Tentara, Pangan, dan Ambiguitas Pengelolaan Negara

Oleh : Sultani, Alumnus Universitas Indonesia (UI) dan Mantan Litbang Kompas

PENUNJUKAN Mayjen Novi Helmy Prasetya sebagai Direktur Utama Perum Bulog telah memicu polemik di berbagai kalangan. Bukan hanya karena posisinya sebagai perwira aktif saat ditunjuk, tetapi juga karena hal ini menimbulkan pertanyaan besar mengenai keterlibatan militer dalam jabatan sipil.

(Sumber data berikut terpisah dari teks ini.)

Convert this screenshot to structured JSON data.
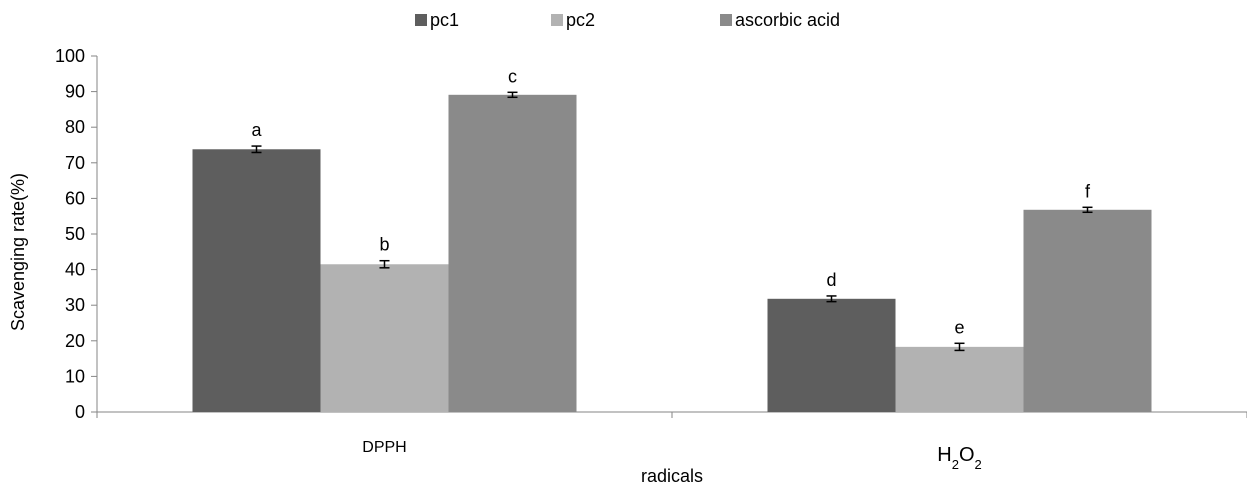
{
  "chart_data": {
    "type": "bar",
    "categories": [
      "DPPH",
      "H2O2"
    ],
    "series": [
      {
        "name": "pc1",
        "color": "#5e5e5e",
        "values": [
          73.8,
          31.8
        ],
        "errors": [
          0.9,
          0.8
        ],
        "labels": [
          "a",
          "d"
        ]
      },
      {
        "name": "pc2",
        "color": "#b2b2b2",
        "values": [
          41.5,
          18.3
        ],
        "errors": [
          1.0,
          1.0
        ],
        "labels": [
          "b",
          "e"
        ]
      },
      {
        "name": "ascorbic acid",
        "color": "#8a8a8a",
        "values": [
          89.1,
          56.8
        ],
        "errors": [
          0.7,
          0.7
        ],
        "labels": [
          "c",
          "f"
        ]
      }
    ],
    "xlabel": "radicals",
    "ylabel": "Scavenging rate(%)",
    "ylim": [
      0,
      100
    ],
    "yticks": [
      0,
      10,
      20,
      30,
      40,
      50,
      60,
      70,
      80,
      90,
      100
    ],
    "grid": false,
    "legend_position": "top-center"
  }
}
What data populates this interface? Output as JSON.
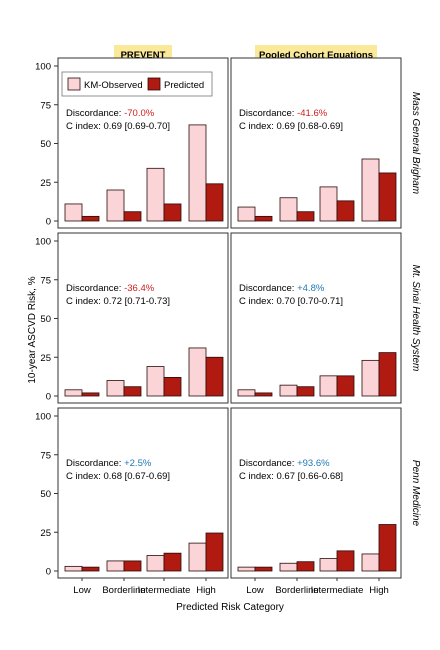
{
  "chart_data": {
    "type": "bar",
    "ylabel": "10-year ASCVD Risk, %",
    "xlabel": "Predicted Risk Category",
    "ylim": [
      0,
      100
    ],
    "yticks": [
      0,
      25,
      50,
      75,
      100
    ],
    "categories": [
      "Low",
      "Borderline",
      "Intermediate",
      "High"
    ],
    "columns": [
      "PREVENT",
      "Pooled Cohort Equations"
    ],
    "rows": [
      "Mass General Brigham",
      "Mt. Sinai Health System",
      "Penn Medicine"
    ],
    "legend": {
      "placement": "top-left",
      "entries": [
        "KM-Observed",
        "Predicted"
      ]
    },
    "colors": {
      "observed_fill": "#fad4d6",
      "predicted_fill": "#b01a10",
      "bar_stroke": "#2a0a0a",
      "header_bg": "#fbe99a",
      "negative_text": "#d21e1e",
      "positive_text": "#1f78b4"
    },
    "discordance_label": "Discordance:",
    "panels": [
      {
        "row": 0,
        "col": 0,
        "discordance": "-70.0%",
        "c_index": "C index: 0.69 [0.69-0.70]",
        "series": [
          {
            "name": "KM-Observed",
            "values": [
              11,
              20,
              34,
              62
            ]
          },
          {
            "name": "Predicted",
            "values": [
              3,
              6,
              11,
              24
            ]
          }
        ]
      },
      {
        "row": 0,
        "col": 1,
        "discordance": "-41.6%",
        "c_index": "C index: 0.69 [0.68-0.69]",
        "series": [
          {
            "name": "KM-Observed",
            "values": [
              9,
              15,
              22,
              40
            ]
          },
          {
            "name": "Predicted",
            "values": [
              3,
              6,
              13,
              31
            ]
          }
        ]
      },
      {
        "row": 1,
        "col": 0,
        "discordance": "-36.4%",
        "c_index": "C index: 0.72 [0.71-0.73]",
        "series": [
          {
            "name": "KM-Observed",
            "values": [
              4,
              10,
              19,
              31
            ]
          },
          {
            "name": "Predicted",
            "values": [
              2,
              6,
              12,
              25
            ]
          }
        ]
      },
      {
        "row": 1,
        "col": 1,
        "discordance": "+4.8%",
        "c_index": "C index: 0.70 [0.70-0.71]",
        "series": [
          {
            "name": "KM-Observed",
            "values": [
              4,
              7,
              13,
              23
            ]
          },
          {
            "name": "Predicted",
            "values": [
              2,
              6,
              13,
              28
            ]
          }
        ]
      },
      {
        "row": 2,
        "col": 0,
        "discordance": "+2.5%",
        "c_index": "C index: 0.68 [0.67-0.69]",
        "series": [
          {
            "name": "KM-Observed",
            "values": [
              3,
              6.5,
              10,
              18
            ]
          },
          {
            "name": "Predicted",
            "values": [
              2.5,
              6.5,
              11.5,
              24.5
            ]
          }
        ]
      },
      {
        "row": 2,
        "col": 1,
        "discordance": "+93.6%",
        "c_index": "C index: 0.67 [0.66-0.68]",
        "series": [
          {
            "name": "KM-Observed",
            "values": [
              2.5,
              5,
              8,
              11
            ]
          },
          {
            "name": "Predicted",
            "values": [
              2.5,
              6,
              13,
              30
            ]
          }
        ]
      }
    ]
  }
}
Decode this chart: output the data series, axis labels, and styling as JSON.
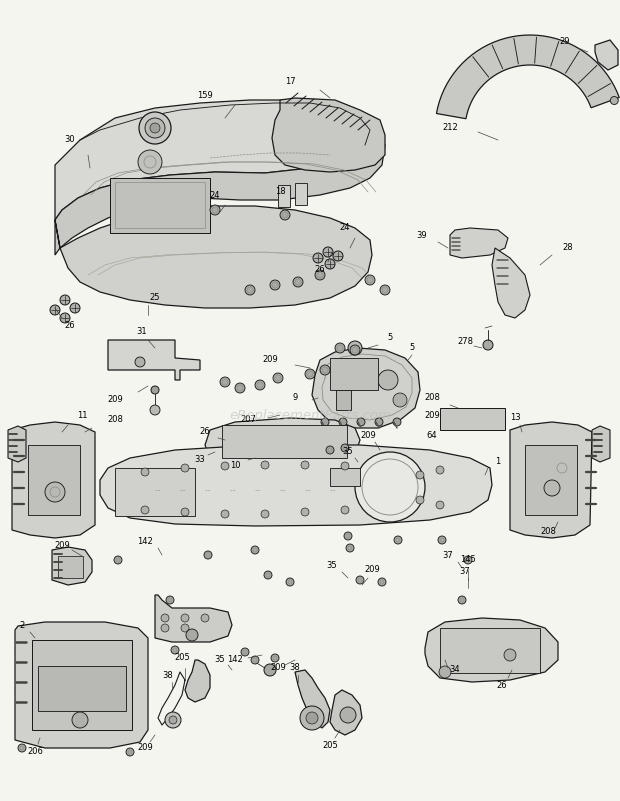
{
  "bg_color": "#f5f5f0",
  "line_color": "#1a1a1a",
  "label_color": "#000000",
  "watermark": "eReplacementParts.com",
  "watermark_color": "#bbbbbb",
  "fig_width": 6.2,
  "fig_height": 8.01,
  "dpi": 100,
  "lw": 0.9,
  "fs": 6.0
}
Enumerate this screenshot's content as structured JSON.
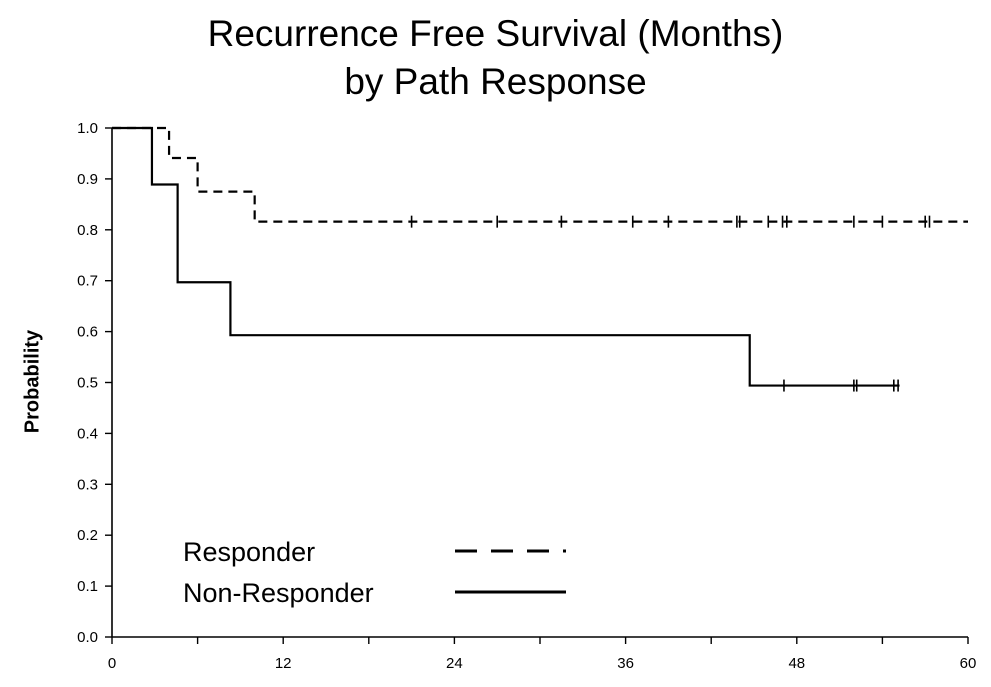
{
  "chart_data": {
    "type": "line",
    "title_line1": "Recurrence Free Survival (Months)",
    "title_line2": "by Path Response",
    "xlabel": "",
    "ylabel": "Probability",
    "xlim": [
      0,
      60
    ],
    "ylim": [
      0,
      1.0
    ],
    "xticks": [
      0,
      12,
      24,
      36,
      48,
      60
    ],
    "yticks": [
      "0.0",
      "0.1",
      "0.2",
      "0.3",
      "0.4",
      "0.5",
      "0.6",
      "0.7",
      "0.8",
      "0.9",
      "1.0"
    ],
    "grid": false,
    "legend_position": "bottom-left",
    "series": [
      {
        "name": "Responder",
        "style": "dashed",
        "color": "#000000",
        "steps": [
          {
            "x": 0,
            "y": 1.0
          },
          {
            "x": 4,
            "y": 0.941
          },
          {
            "x": 6,
            "y": 0.875
          },
          {
            "x": 10,
            "y": 0.816
          }
        ],
        "end_x": 60,
        "censor_times": [
          21,
          27,
          31.5,
          36.5,
          39,
          43.8,
          44,
          46,
          47,
          47.3,
          52,
          54,
          57,
          57.3
        ]
      },
      {
        "name": "Non-Responder",
        "style": "solid",
        "color": "#000000",
        "steps": [
          {
            "x": 0,
            "y": 1.0
          },
          {
            "x": 2.8,
            "y": 0.889
          },
          {
            "x": 4.6,
            "y": 0.697
          },
          {
            "x": 8.3,
            "y": 0.593
          },
          {
            "x": 44.7,
            "y": 0.494
          }
        ],
        "end_x": 55.2,
        "censor_times": [
          47.1,
          52,
          52.2,
          54.8,
          55.1
        ]
      }
    ]
  }
}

Undang – Undang TNI Pasal 47 dengan tegas mengatur bahwa prajurit aktif dilarang menduduki jabatan sipil kecuali dalam beberapa posisi tertentu yang berkaitan langsung dengan pertahanan negara. Perum Bulog tidak termasuk dalam instansi yang diperbolehkan dijabat oleh tentara aktif berdasarkan UU No. 37 Tahun 2004 tentang Tentara Nasional Indonesia (TNI).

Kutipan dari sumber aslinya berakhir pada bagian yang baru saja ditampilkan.